Jessica Nisén , Max Planck Institute for Demographic Research
Sebastian Kluesener, Federal Institute for Population Research (BiB)
Johan Dahlberg, Stockholm University
Lars Dommermuth, Statistics Norway
Aiva Jasilioniene, Max Planck Institute for Demographic Research
Michaela Kreyenfeld, Hertie School of Governance
Trude Lappegard, University of Oslo
Peng Li, Max Planck Institute for Demographic Research
Pekka Martikainen, University of Helsinki
Karel Neels, Universiteit Antwerpen
Bernhard Riederer, Wittgenstein Centre (IIASA, VID/ÖAW, WU)
Saskia te Riele, Statistics Netherlands
Laura Szabó, Hungarian Demographic Research Institute
Alessandra Trimarchi, Institut National d’Études Démographiques (INED)
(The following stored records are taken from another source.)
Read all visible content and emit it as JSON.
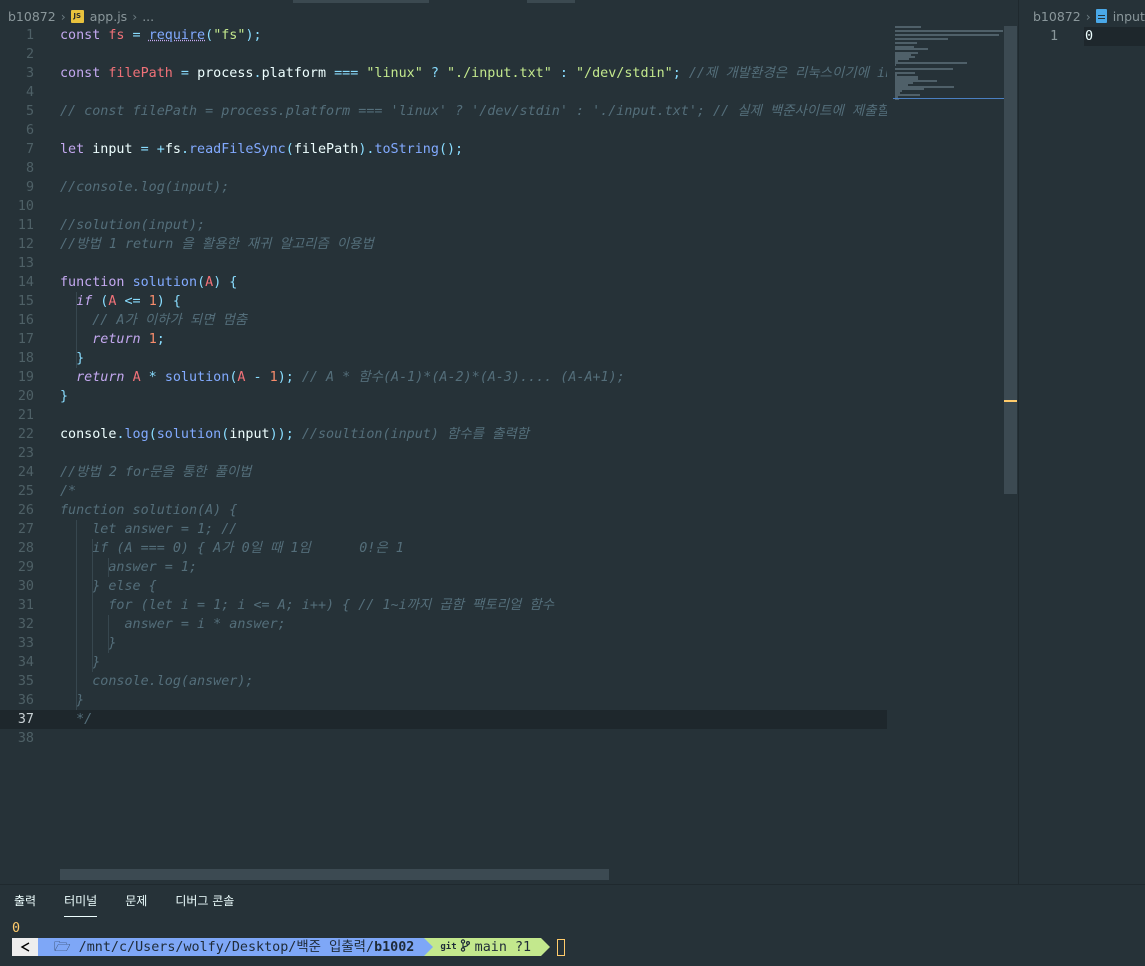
{
  "left_breadcrumb": {
    "folder": "b10872",
    "file": "app.js",
    "more": "...",
    "file_icon": "js-file-icon"
  },
  "right_breadcrumb": {
    "folder": "b10872",
    "file": "input",
    "file_icon": "text-file-icon"
  },
  "editor": {
    "current_line": 37,
    "lines": [
      [
        [
          "t-keyword",
          "const "
        ],
        [
          "t-var",
          "fs"
        ],
        [
          "t-op",
          " = "
        ],
        [
          "t-fn t-underline",
          "require"
        ],
        [
          "t-punc",
          "("
        ],
        [
          "t-str",
          "\"fs\""
        ],
        [
          "t-punc",
          ");"
        ]
      ],
      [],
      [
        [
          "t-keyword",
          "const "
        ],
        [
          "t-var",
          "filePath"
        ],
        [
          "t-op",
          " = "
        ],
        [
          "t-plain",
          "process"
        ],
        [
          "t-punc",
          "."
        ],
        [
          "t-plain",
          "platform"
        ],
        [
          "t-op",
          " === "
        ],
        [
          "t-str",
          "\"linux\""
        ],
        [
          "t-op",
          " ? "
        ],
        [
          "t-str",
          "\"./input.txt\""
        ],
        [
          "t-op",
          " : "
        ],
        [
          "t-str",
          "\"/dev/stdin\""
        ],
        [
          "t-punc",
          "; "
        ],
        [
          "t-comment",
          "//제 개발환경은 리눅스이기에 input.txt"
        ]
      ],
      [],
      [
        [
          "t-comment",
          "// const filePath = process.platform === 'linux' ? '/dev/stdin' : './input.txt'; // 실제 백준사이트에 제출할 때"
        ]
      ],
      [],
      [
        [
          "t-keyword",
          "let "
        ],
        [
          "t-plain",
          "input"
        ],
        [
          "t-op",
          " = +"
        ],
        [
          "t-plain",
          "fs"
        ],
        [
          "t-punc",
          "."
        ],
        [
          "t-fn",
          "readFileSync"
        ],
        [
          "t-punc",
          "("
        ],
        [
          "t-plain",
          "filePath"
        ],
        [
          "t-punc",
          ")."
        ],
        [
          "t-fn",
          "toString"
        ],
        [
          "t-punc",
          "();"
        ]
      ],
      [],
      [
        [
          "t-comment",
          "//console.log(input);"
        ]
      ],
      [],
      [
        [
          "t-comment",
          "//solution(input);"
        ]
      ],
      [
        [
          "t-comment",
          "//방법 1 return 을 활용한 재귀 알고리즘 이용법"
        ]
      ],
      [],
      [
        [
          "t-keyword",
          "function "
        ],
        [
          "t-fn",
          "solution"
        ],
        [
          "t-punc",
          "("
        ],
        [
          "t-var",
          "A"
        ],
        [
          "t-punc",
          ") {"
        ]
      ],
      [
        [
          "t-plain",
          "  "
        ],
        [
          "t-ctrl",
          "if"
        ],
        [
          "t-punc",
          " ("
        ],
        [
          "t-var",
          "A"
        ],
        [
          "t-op",
          " <= "
        ],
        [
          "t-num",
          "1"
        ],
        [
          "t-punc",
          ") {"
        ]
      ],
      [
        [
          "t-plain",
          "    "
        ],
        [
          "t-comment",
          "// A가 이하가 되면 멈춤"
        ]
      ],
      [
        [
          "t-plain",
          "    "
        ],
        [
          "t-ctrl",
          "return "
        ],
        [
          "t-num",
          "1"
        ],
        [
          "t-punc",
          ";"
        ]
      ],
      [
        [
          "t-punc",
          "  }"
        ]
      ],
      [
        [
          "t-plain",
          "  "
        ],
        [
          "t-ctrl",
          "return "
        ],
        [
          "t-var",
          "A"
        ],
        [
          "t-op",
          " * "
        ],
        [
          "t-fn",
          "solution"
        ],
        [
          "t-punc",
          "("
        ],
        [
          "t-var",
          "A"
        ],
        [
          "t-op",
          " - "
        ],
        [
          "t-num",
          "1"
        ],
        [
          "t-punc",
          "); "
        ],
        [
          "t-comment",
          "// A * 함수(A-1)*(A-2)*(A-3).... (A-A+1);"
        ]
      ],
      [
        [
          "t-punc",
          "}"
        ]
      ],
      [],
      [
        [
          "t-plain",
          "console"
        ],
        [
          "t-punc",
          "."
        ],
        [
          "t-fn",
          "log"
        ],
        [
          "t-punc",
          "("
        ],
        [
          "t-fn",
          "solution"
        ],
        [
          "t-punc",
          "("
        ],
        [
          "t-plain",
          "input"
        ],
        [
          "t-punc",
          "));"
        ],
        [
          "t-plain",
          " "
        ],
        [
          "t-comment",
          "//soultion(input) 함수를 출력함"
        ]
      ],
      [],
      [
        [
          "t-comment",
          "//방법 2 for문을 통한 풀이법"
        ]
      ],
      [
        [
          "t-comment",
          "/*"
        ]
      ],
      [
        [
          "t-comment",
          "function solution(A) {"
        ]
      ],
      [
        [
          "t-comment",
          "    let answer = 1; //"
        ]
      ],
      [
        [
          "t-comment",
          "    if (A === 0) { A가 0일 때 1임      0!은 1"
        ]
      ],
      [
        [
          "t-comment",
          "      answer = 1;"
        ]
      ],
      [
        [
          "t-comment",
          "    } else {"
        ]
      ],
      [
        [
          "t-comment",
          "      for (let i = 1; i <= A; i++) { // 1~i까지 곱함 팩토리얼 함수"
        ]
      ],
      [
        [
          "t-comment",
          "        answer = i * answer;"
        ]
      ],
      [
        [
          "t-comment",
          "      }"
        ]
      ],
      [
        [
          "t-comment",
          "    }"
        ]
      ],
      [
        [
          "t-comment",
          "    console.log(answer);"
        ]
      ],
      [
        [
          "t-comment",
          "  }"
        ]
      ],
      [
        [
          "t-comment",
          "  */"
        ]
      ],
      []
    ]
  },
  "input_file": {
    "lines": [
      "0"
    ]
  },
  "panel": {
    "tabs": [
      "출력",
      "터미널",
      "문제",
      "디버그 콘솔"
    ],
    "active_tab": "터미널",
    "terminal_output": "0",
    "prompt": {
      "os_icon": "linux-icon",
      "path_prefix": "🗁 /mnt/c/Users/wolfy/Desktop/백준 입출력/",
      "path_last": "b1002",
      "git_label": "git",
      "branch": "main ?1"
    }
  },
  "colors": {
    "background": "#263238",
    "keyword": "#c3a8ef",
    "function": "#82aaff",
    "string": "#c3e88d",
    "comment": "#546e7a",
    "variable": "#f07178",
    "number": "#f78c6c",
    "path_segment": "#7ea7f7",
    "git_segment": "#c3e88d",
    "cursor": "#ffcb6b"
  }
}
Francisco Viciana, Institute of Statistics and Cartography of Andalusia
Ben Wilson, Stockholm University
Mikko Myrskyla, Max Planck Institute for Demographic Research

Educational differences in female cohort fertility vary widely across developed countries, but little attention has been paid to potential subnational variation therein. Our aim is to provide a comprehensive overview of the association between female cohort fertility and educational attainment at the regional level in contemporary Europe. We harmonise data – from population registers, censuses and large-sample surveys – for 15 European countries and measure education and region of residence at the end of women’s reproductive lives. We link these data to regional estimates of GDP in order to examine the role of regional development in explaining our results. We find evidence of subnational variation in educational gradients in completed fertility. In nine out of 15 studied countries the highly educated were most similar to the medium-educated in their fertility in the most developed region. The findings imply further evidence on systematic variation of the educational gradient in women’s fertility.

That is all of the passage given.